CHAPTER III

The prophet denounces a wo against Nineveh for her perfidy and

violence. He musters up before our eyes the number of her

chariots and cavalry; points to her burnished arms, and to the

great and unrelenting slaughter which she spreads around her,

1-3.

Because Nineveh is a city wholly given up to the grossest

superstition, and is an instructress of other nations in

her abominable rites, therefore she shall come to a most

ignominious and unpitied end, 3-7.

Her final ruin shall be similar to that of No, a famous city

of Egypt, 8-11.

The prophet then beautifully describes the great ease with

which the strong holds of Nineveh should be taken, 12,

and her judicial pusillanimity during the siege, 13;

declares that all her preparation, her numbers, opulence, and

chieftains, would be of no avail in the day of the Lord's

vengeance, 14-17;

and that her tributaries would desert her, 18.

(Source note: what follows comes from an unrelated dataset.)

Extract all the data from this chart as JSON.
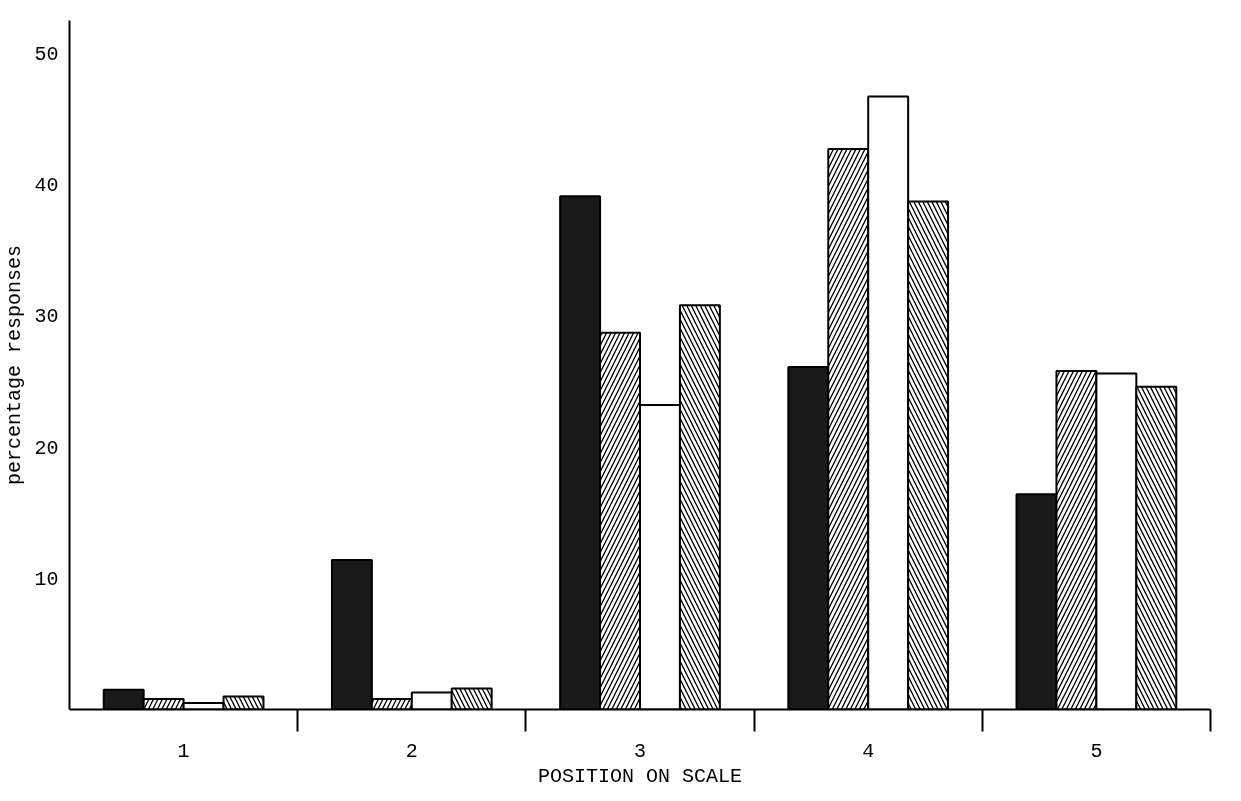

The whole concludes with stating the incurableness of her

malady, and the dreadful destruction consequently awaiting her;

and with introducing the nations which she had oppressed as

exulting at her fall, 19.

NOTES ON CHAP. III

Verse Nahum 3:1. Wo to the bloody city!] Nineveh: the threatenings against which are continued in a strain of invective, astonishing for its richness, variety, and energy. One may hear and see the whip crack, the horses prancing, the wheels rumbling, the chariots bounding after the galloping steeds; the reflection from the drawn and highly polished swords; and the hurled spears, like flashes of lightning, dazzling the eyes; the slain lying in heaps, and horses and chariots stumbling over them! O what a picture, and a true representation of a battle, when one side is broken, and all the cavalry of the conqueror fall in upon them, hewing them down with their swords, and trampling them to pieces under the hoofs of their horses! O! infernal war! Yet sometimes thou art the scourge of the Lord.